Both Stonier and BAI say enrollments are smaller than a decade ago, but holding fairly steady. Community bankers continue to sign up.

Like BAI, Stonier has shortened its program, from two weeks to eight days a year. Charles Hoffman, director of Stonier, said the school is trying to "take education beyond the classroom" by asking students to solve real-life problems at their banks.

For example, one student set out "to rethink the CRA requirements and see how they could be turned into a profitable business," Mr. Hoffman said. The student returned to the bank to try his ideas.

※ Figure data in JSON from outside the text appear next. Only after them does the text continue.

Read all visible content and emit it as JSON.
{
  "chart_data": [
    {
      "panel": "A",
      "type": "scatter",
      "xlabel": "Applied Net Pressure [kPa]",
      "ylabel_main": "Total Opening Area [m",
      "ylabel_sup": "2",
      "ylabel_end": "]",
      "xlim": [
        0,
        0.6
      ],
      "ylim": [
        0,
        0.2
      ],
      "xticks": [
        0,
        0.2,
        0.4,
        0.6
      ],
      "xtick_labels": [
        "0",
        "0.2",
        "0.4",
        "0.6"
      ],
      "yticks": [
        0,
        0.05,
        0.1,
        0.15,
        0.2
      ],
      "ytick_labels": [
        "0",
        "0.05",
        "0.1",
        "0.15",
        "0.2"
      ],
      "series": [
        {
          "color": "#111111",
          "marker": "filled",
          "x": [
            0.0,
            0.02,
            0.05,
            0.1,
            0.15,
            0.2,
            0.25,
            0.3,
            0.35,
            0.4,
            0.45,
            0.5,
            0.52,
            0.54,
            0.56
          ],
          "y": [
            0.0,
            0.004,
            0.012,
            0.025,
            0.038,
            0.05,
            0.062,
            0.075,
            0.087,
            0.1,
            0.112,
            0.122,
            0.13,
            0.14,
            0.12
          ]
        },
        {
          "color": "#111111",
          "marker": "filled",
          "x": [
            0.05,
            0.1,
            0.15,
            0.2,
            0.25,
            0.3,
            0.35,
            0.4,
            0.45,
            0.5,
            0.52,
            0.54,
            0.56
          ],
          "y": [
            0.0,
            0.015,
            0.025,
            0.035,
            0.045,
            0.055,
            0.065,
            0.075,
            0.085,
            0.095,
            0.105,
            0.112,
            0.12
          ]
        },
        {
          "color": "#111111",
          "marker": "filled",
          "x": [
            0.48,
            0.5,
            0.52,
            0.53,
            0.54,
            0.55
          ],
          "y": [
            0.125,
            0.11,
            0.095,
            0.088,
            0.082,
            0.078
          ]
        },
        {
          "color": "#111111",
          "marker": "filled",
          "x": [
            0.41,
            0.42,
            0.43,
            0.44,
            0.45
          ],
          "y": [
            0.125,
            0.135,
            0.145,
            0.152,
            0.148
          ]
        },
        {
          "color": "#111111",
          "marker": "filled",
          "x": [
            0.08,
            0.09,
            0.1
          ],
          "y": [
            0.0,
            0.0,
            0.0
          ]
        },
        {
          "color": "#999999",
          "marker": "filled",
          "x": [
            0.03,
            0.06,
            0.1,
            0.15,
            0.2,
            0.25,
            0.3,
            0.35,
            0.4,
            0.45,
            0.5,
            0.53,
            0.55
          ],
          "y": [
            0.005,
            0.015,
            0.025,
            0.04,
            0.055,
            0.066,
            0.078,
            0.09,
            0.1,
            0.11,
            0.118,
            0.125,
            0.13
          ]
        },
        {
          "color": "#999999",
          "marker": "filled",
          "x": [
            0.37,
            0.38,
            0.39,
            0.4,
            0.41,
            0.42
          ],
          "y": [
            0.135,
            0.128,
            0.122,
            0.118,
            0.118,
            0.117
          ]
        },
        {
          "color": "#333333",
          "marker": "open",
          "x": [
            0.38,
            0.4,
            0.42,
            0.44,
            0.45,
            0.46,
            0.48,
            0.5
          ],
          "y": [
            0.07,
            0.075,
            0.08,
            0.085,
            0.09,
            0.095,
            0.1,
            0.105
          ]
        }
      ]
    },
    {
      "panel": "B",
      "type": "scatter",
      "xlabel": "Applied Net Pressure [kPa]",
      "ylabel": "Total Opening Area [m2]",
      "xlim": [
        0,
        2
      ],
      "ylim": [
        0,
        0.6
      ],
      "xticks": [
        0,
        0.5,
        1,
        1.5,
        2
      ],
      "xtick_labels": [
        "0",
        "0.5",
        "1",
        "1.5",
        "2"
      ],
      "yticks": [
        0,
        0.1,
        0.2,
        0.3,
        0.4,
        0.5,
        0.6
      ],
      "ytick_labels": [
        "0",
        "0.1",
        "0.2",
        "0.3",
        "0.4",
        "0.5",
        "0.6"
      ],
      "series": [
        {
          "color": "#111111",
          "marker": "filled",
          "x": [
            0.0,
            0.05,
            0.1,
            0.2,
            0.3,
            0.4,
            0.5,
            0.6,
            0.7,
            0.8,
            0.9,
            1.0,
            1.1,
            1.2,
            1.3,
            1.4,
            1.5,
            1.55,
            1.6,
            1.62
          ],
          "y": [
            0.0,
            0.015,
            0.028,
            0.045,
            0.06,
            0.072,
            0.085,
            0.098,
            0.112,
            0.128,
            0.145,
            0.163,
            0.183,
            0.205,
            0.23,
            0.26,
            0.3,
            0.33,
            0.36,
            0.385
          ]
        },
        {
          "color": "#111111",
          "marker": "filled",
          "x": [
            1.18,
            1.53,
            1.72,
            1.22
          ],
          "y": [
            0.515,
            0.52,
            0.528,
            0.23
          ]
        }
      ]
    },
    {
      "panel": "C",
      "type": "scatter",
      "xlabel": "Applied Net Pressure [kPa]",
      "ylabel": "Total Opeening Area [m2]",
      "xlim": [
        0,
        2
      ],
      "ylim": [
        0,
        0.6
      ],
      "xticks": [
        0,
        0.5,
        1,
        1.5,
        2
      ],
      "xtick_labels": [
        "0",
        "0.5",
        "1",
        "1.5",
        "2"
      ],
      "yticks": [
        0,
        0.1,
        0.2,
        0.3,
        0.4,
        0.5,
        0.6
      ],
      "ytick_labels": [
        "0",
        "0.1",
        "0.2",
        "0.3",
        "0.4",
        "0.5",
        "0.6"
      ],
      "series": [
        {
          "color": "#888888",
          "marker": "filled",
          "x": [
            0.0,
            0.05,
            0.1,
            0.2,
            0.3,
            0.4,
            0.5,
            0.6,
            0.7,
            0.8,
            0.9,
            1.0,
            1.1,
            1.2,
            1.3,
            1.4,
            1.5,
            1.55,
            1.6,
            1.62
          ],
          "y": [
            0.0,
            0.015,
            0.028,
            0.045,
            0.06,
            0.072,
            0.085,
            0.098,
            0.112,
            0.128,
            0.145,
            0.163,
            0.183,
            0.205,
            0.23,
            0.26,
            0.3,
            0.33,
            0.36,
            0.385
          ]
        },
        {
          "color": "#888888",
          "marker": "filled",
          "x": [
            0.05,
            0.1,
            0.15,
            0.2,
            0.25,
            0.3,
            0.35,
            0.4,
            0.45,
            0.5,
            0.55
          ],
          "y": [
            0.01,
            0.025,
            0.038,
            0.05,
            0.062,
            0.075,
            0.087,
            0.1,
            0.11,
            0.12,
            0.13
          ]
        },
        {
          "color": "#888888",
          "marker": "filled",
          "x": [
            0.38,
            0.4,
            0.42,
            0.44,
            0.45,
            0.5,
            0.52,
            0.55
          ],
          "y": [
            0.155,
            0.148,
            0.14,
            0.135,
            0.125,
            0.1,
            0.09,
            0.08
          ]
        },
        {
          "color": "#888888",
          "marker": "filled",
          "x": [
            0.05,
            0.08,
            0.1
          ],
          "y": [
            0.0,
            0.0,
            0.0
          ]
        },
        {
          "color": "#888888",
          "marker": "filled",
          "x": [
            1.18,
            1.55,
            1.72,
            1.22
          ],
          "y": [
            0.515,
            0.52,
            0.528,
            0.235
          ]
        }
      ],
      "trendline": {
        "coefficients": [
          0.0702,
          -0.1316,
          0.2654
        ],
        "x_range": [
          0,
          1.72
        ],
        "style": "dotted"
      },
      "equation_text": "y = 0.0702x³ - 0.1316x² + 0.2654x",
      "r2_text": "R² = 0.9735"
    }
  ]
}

Despite the trend toward in-house education, bankers say there will always be a role for outside experts-particularly those with rarefied knowledge.

One example is a program in which computer programmers from Lockheed Martin Marietta are teaching technologists at the former NationsBank Corp., now BankAmerica Corp. Each participating employee is assigned to a Lockheed Martin "coach" who gives lessons on HTML, Java, Web technology, and other topics.

James Howard, senior vice president of personnel in the technology solutions group at BankAmerica, said, "one of the things that retains good technical people is the ability to enhance their skills."

Mr. Woodland of Louisiana State University said job-specific courses like the one at BankAmerica were becoming more typical, since large banks no longer see a need to provide a general banking education. "They don't have career paths for their officers anymore," Mr. Woodland said. "If you're going to be a bond salesman at NationsBank, you're not going to get into commercial credit."

Mr. Woodland predicted a reversal, in which banks would once again come to rely more heavily on outside educators.

"I think the point we need to sell to the larger banks is that they're outsourcing so much of their operations, why shouldn't they continue to outsource education?" Mr. Woodland said.